Je me suis intérieurement réjoui que le conducteur n’ait pas de forte température, car à haute altitude, une température élevée garantit un œdème pulmonaire et la mort si l’on n’est pas évacué à temps, et pas en position allongée. Mais je ne savais pas comment l’aider. La meilleure chose que je connaissais dans une telle situation – le plantain, ne pousse pas en Afrique. Il ne pousse pas en haute montagne et ne pousse pas dans les jungles en bas. Mais il me fallait du plantain, et d’urgence.

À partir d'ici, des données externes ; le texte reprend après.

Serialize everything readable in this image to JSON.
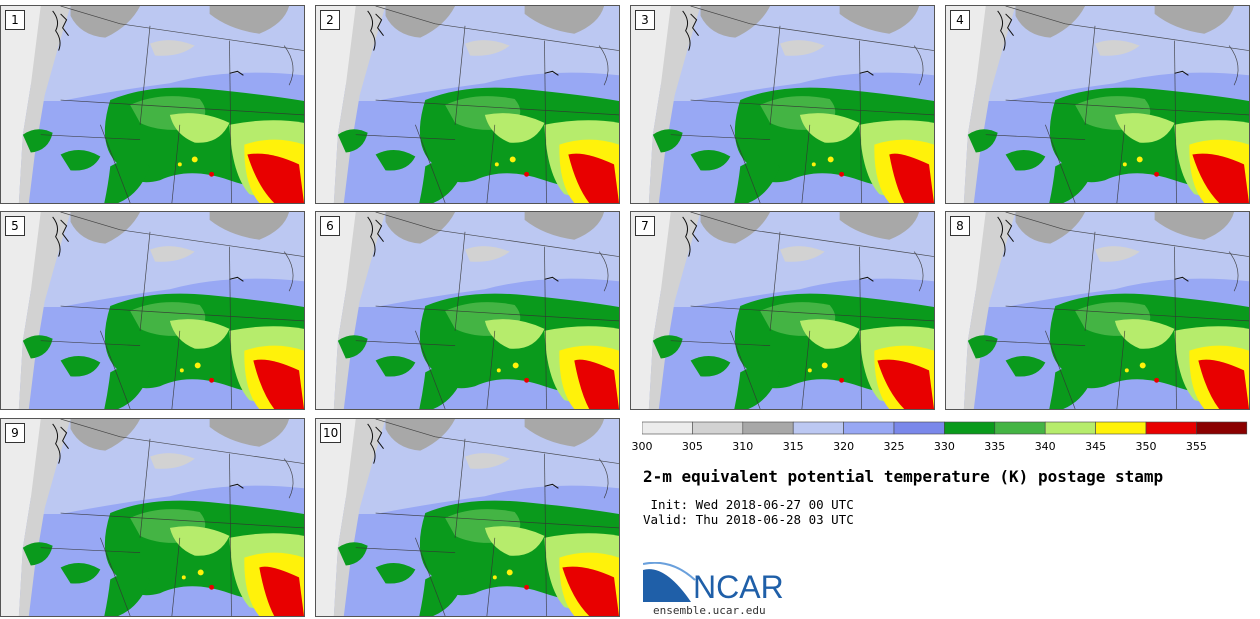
{
  "panels": [
    {
      "label": "1"
    },
    {
      "label": "2"
    },
    {
      "label": "3"
    },
    {
      "label": "4"
    },
    {
      "label": "5"
    },
    {
      "label": "6"
    },
    {
      "label": "7"
    },
    {
      "label": "8"
    },
    {
      "label": "9"
    },
    {
      "label": "10"
    }
  ],
  "colorbar": {
    "tick_labels": [
      "300",
      "305",
      "310",
      "315",
      "320",
      "325",
      "330",
      "335",
      "340",
      "345",
      "350",
      "355"
    ],
    "colors": [
      "#ececec",
      "#d2d2d2",
      "#a8a8a8",
      "#bcc8f2",
      "#98a8f4",
      "#7a88ea",
      "#0a9a1c",
      "#44b444",
      "#b6ec6c",
      "#fff20a",
      "#e80000",
      "#8a0000"
    ]
  },
  "title": "2-m equivalent potential temperature (K) postage stamp",
  "init": " Init: Wed 2018-06-27 00 UTC",
  "valid": "Valid: Thu 2018-06-28 03 UTC",
  "logo": {
    "text": "NCAR",
    "url": "ensemble.ucar.edu",
    "colors": {
      "blue": "#1f5fa8",
      "text": "#1f5fa8"
    }
  }
}
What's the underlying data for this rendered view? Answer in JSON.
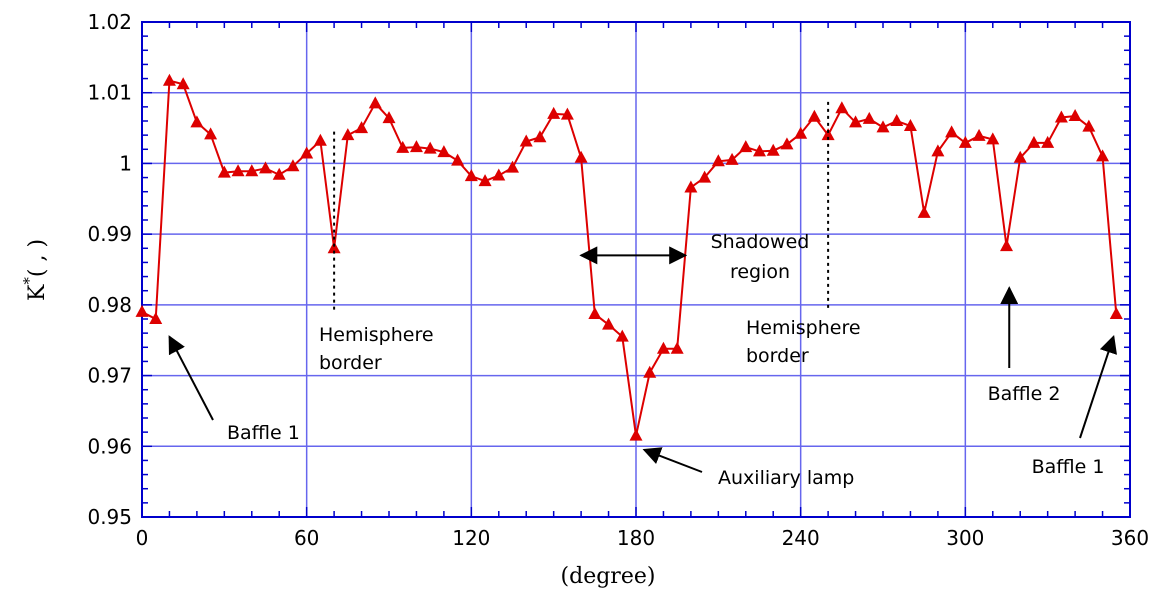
{
  "chart_data": {
    "type": "line",
    "xlabel": "(degree)",
    "ylabel": {
      "base": "K",
      "sup": "*",
      "rest": "( , )"
    },
    "xlim": [
      0,
      360
    ],
    "ylim": [
      0.95,
      1.02
    ],
    "xticks": [
      "0",
      "60",
      "120",
      "180",
      "240",
      "300",
      "360"
    ],
    "yticks": [
      "0.95",
      "0.96",
      "0.97",
      "0.98",
      "0.99",
      "1",
      "1.01",
      "1.02"
    ],
    "grid": true,
    "line_color": "#dd0000",
    "grid_color": "#6666ee",
    "frame_color": "#0000cc",
    "series": [
      {
        "x": [
          0,
          5,
          10,
          15,
          20,
          25,
          30,
          35,
          40,
          45,
          50,
          55,
          60,
          65,
          70,
          75,
          80,
          85,
          90,
          95,
          100,
          105,
          110,
          115,
          120,
          125,
          130,
          135,
          140,
          145,
          150,
          155,
          160,
          165,
          170,
          175,
          180,
          185,
          190,
          195,
          200,
          205,
          210,
          215,
          220,
          225,
          230,
          235,
          240,
          245,
          250,
          255,
          260,
          265,
          270,
          275,
          280,
          285,
          290,
          295,
          300,
          305,
          310,
          315,
          320,
          325,
          330,
          335,
          340,
          345,
          350,
          355
        ],
        "y": [
          0.979,
          0.978,
          1.0117,
          1.0112,
          1.0058,
          1.0041,
          0.9987,
          0.9989,
          0.9989,
          0.9993,
          0.9984,
          0.9996,
          1.0014,
          1.0032,
          0.988,
          1.004,
          1.005,
          1.0085,
          1.0064,
          1.0022,
          1.0023,
          1.0021,
          1.0016,
          1.0004,
          0.9982,
          0.9975,
          0.9983,
          0.9994,
          1.0031,
          1.0037,
          1.007,
          1.0069,
          1.0008,
          0.9787,
          0.9772,
          0.9755,
          0.9615,
          0.9704,
          0.9738,
          0.9738,
          0.9966,
          0.998,
          1.0003,
          1.0005,
          1.0023,
          1.0017,
          1.0018,
          1.0027,
          1.0042,
          1.0066,
          1.004,
          1.0078,
          1.0058,
          1.0063,
          1.0051,
          1.006,
          1.0053,
          0.993,
          1.0017,
          1.0044,
          1.0029,
          1.0039,
          1.0034,
          0.9883,
          1.0008,
          1.0029,
          1.0029,
          1.0065,
          1.0067,
          1.0052,
          1.001,
          0.9787
        ]
      }
    ],
    "annotations": [
      {
        "lines": [
          "Hemisphere",
          "border"
        ],
        "dotted_x": 70,
        "dotted_y": [
          0.979,
          1.0045
        ]
      },
      {
        "lines": [
          "Hemisphere",
          "border"
        ],
        "dotted_x": 250,
        "dotted_y": [
          0.979,
          1.0087
        ]
      },
      {
        "lines": [
          "Shadowed",
          "region"
        ],
        "double_arrow_x": [
          160,
          198
        ],
        "double_arrow_y": 0.987
      },
      {
        "lines": [
          "Baffle 1"
        ],
        "points_to": [
          10,
          0.9755
        ]
      },
      {
        "lines": [
          "Auxiliary lamp"
        ],
        "points_to": [
          183,
          0.9595
        ]
      },
      {
        "lines": [
          "Baffle 2"
        ],
        "points_to": [
          316,
          0.9824
        ]
      },
      {
        "lines": [
          "Baffle 1"
        ],
        "points_to": [
          354,
          0.9755
        ]
      }
    ]
  }
}
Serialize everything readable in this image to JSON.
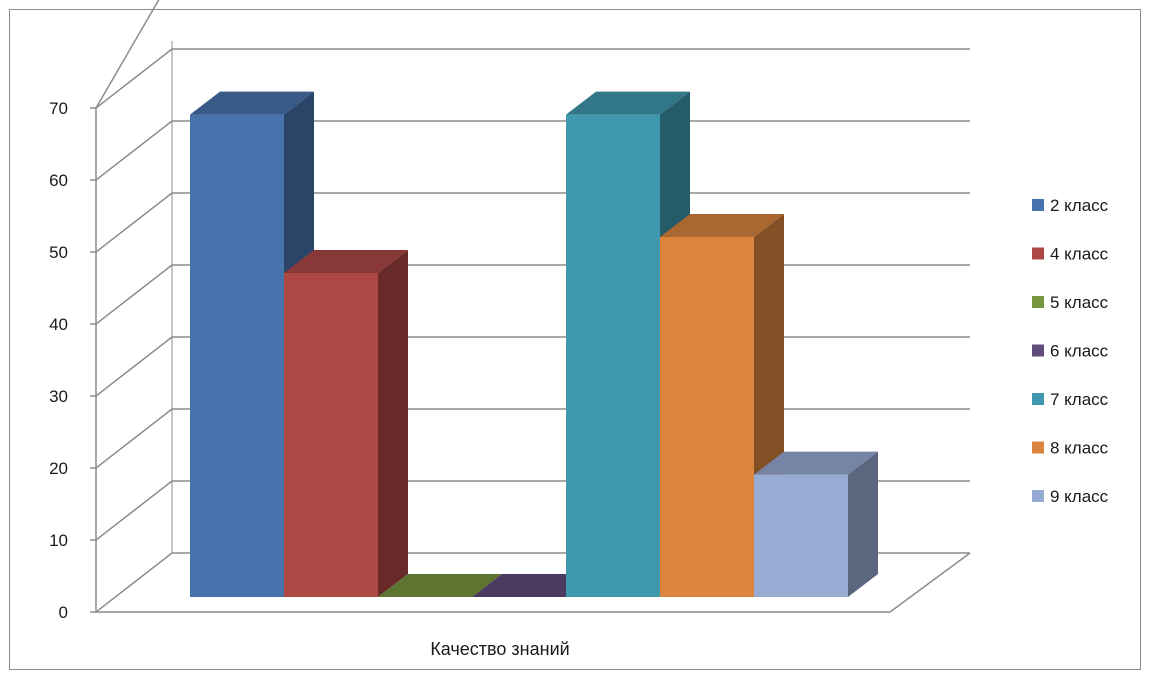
{
  "chart_data": {
    "type": "bar",
    "style": "3d-clustered-column",
    "categories": [
      "Качество знаний"
    ],
    "series": [
      {
        "name": "2 класс",
        "values": [
          67
        ],
        "color": "#4673AC"
      },
      {
        "name": "4 класс",
        "values": [
          45
        ],
        "color": "#AE4845"
      },
      {
        "name": "5 класс",
        "values": [
          0
        ],
        "color": "#78963E"
      },
      {
        "name": "6 класс",
        "values": [
          0
        ],
        "color": "#624C7C"
      },
      {
        "name": "7 класс",
        "values": [
          67
        ],
        "color": "#4098AE"
      },
      {
        "name": "8 класс",
        "values": [
          50
        ],
        "color": "#DB843D"
      },
      {
        "name": "9 класс",
        "values": [
          17
        ],
        "color": "#97ABD3"
      }
    ],
    "y_ticks": [
      "0",
      "10",
      "20",
      "30",
      "40",
      "50",
      "60",
      "70"
    ],
    "ylim": [
      0,
      70
    ],
    "grid": true,
    "legend_position": "right",
    "title": "",
    "xlabel": "",
    "ylabel": ""
  }
}
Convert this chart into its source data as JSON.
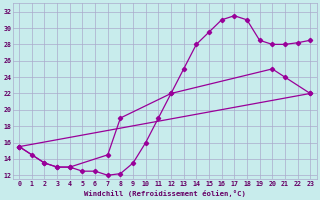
{
  "xlabel": "Windchill (Refroidissement éolien,°C)",
  "background_color": "#c8ecec",
  "line_color": "#990099",
  "grid_color": "#aaaacc",
  "xlim": [
    -0.5,
    23.5
  ],
  "ylim": [
    11.5,
    33.0
  ],
  "yticks": [
    12,
    14,
    16,
    18,
    20,
    22,
    24,
    26,
    28,
    30,
    32
  ],
  "xticks": [
    0,
    1,
    2,
    3,
    4,
    5,
    6,
    7,
    8,
    9,
    10,
    11,
    12,
    13,
    14,
    15,
    16,
    17,
    18,
    19,
    20,
    21,
    22,
    23
  ],
  "line1_x": [
    0,
    1,
    2,
    3,
    4,
    5,
    6,
    7,
    8,
    9,
    10,
    11,
    12,
    13,
    14,
    15,
    16,
    17,
    18,
    19,
    20,
    21,
    22,
    23
  ],
  "line1_y": [
    15.5,
    14.5,
    13.5,
    13.0,
    13.0,
    12.5,
    12.5,
    12.0,
    12.2,
    13.5,
    16.0,
    19.0,
    22.0,
    25.0,
    28.0,
    29.5,
    31.0,
    31.5,
    31.0,
    28.5,
    28.0,
    28.0,
    28.2,
    28.5
  ],
  "line2_x": [
    0,
    2,
    3,
    4,
    7,
    8,
    12,
    20,
    21,
    23
  ],
  "line2_y": [
    15.5,
    13.5,
    13.0,
    13.0,
    14.5,
    19.0,
    22.0,
    25.0,
    24.0,
    22.0
  ],
  "line3_x": [
    0,
    23
  ],
  "line3_y": [
    15.5,
    22.0
  ]
}
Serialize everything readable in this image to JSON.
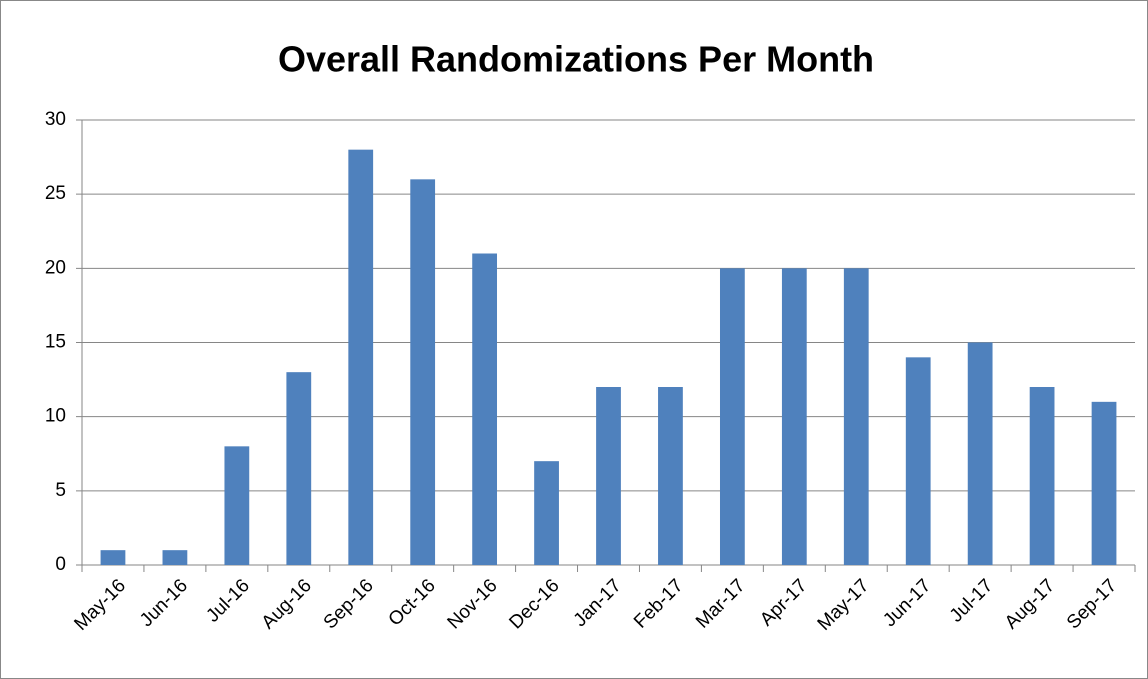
{
  "chart_data": {
    "type": "bar",
    "title": "Overall Randomizations Per Month",
    "categories": [
      "May-16",
      "Jun-16",
      "Jul-16",
      "Aug-16",
      "Sep-16",
      "Oct-16",
      "Nov-16",
      "Dec-16",
      "Jan-17",
      "Feb-17",
      "Mar-17",
      "Apr-17",
      "May-17",
      "Jun-17",
      "Jul-17",
      "Aug-17",
      "Sep-17"
    ],
    "values": [
      1,
      1,
      8,
      13,
      28,
      26,
      21,
      7,
      12,
      12,
      20,
      20,
      20,
      14,
      15,
      12,
      11
    ],
    "color": "#4f81bd",
    "ylim": [
      0,
      30
    ],
    "yticks": [
      0,
      5,
      10,
      15,
      20,
      25,
      30
    ],
    "grid": true
  }
}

Et c’est avec cette pensée que mon regard s’est posé sur un énorme buisson de quelque sorte de grande herbe, qui avait poussé juste au bord du sentier. Mon regard ne s’est pas seulement posé, mais s’est également accroché, car c’était un gigantesque buisson de plantain, d’un mètre de circonférence. Le seul sur notre chemin. Après avoir fait une pause, j’ai appliqué une compresse de plantain sur le guide (écrasé à l’intérieur, entier à l’extérieur, tout avait été désinfecté au préalable avec un spray antiseptique), et j’ai fixé le tout avec un bandage. J’ai également donné quelques feuilles au guide pour plus tard, avec des instructions sur la façon de les utiliser. Tout était très bien et très opportun. Quelques jours plus tard, nous avons croisé notre guide par hasard à Moshi, et en réponse à la question « Comment ça va ? », il a commencé à nous remercier chaleureusement et a montré sa blessure. Elle n’était pas encore guérie, mais il n’y avait déjà plus d’inflammation.
Voilà, dit Pasha, c’est bien la trace du sorcier.
Bien sûr, tout a une explication rationnelle appropriée. Surtout a posteriori. Il est facile d’imaginer qu’une graine de plantain, accrochée un jour à la chaussure de l’un de ces touristes, a trouvé son nouveau foyer sur les pentes du Kilimandjaro. Le climat chaud, riche en humidité, et le besoin de lumière sous le couvert de la forêt tropicale ont transformé ce buisson insignifiant en une énorme plante.
Mais, de toute façon, cette plantain s’est retrouvée au bon moment et au bon endroit.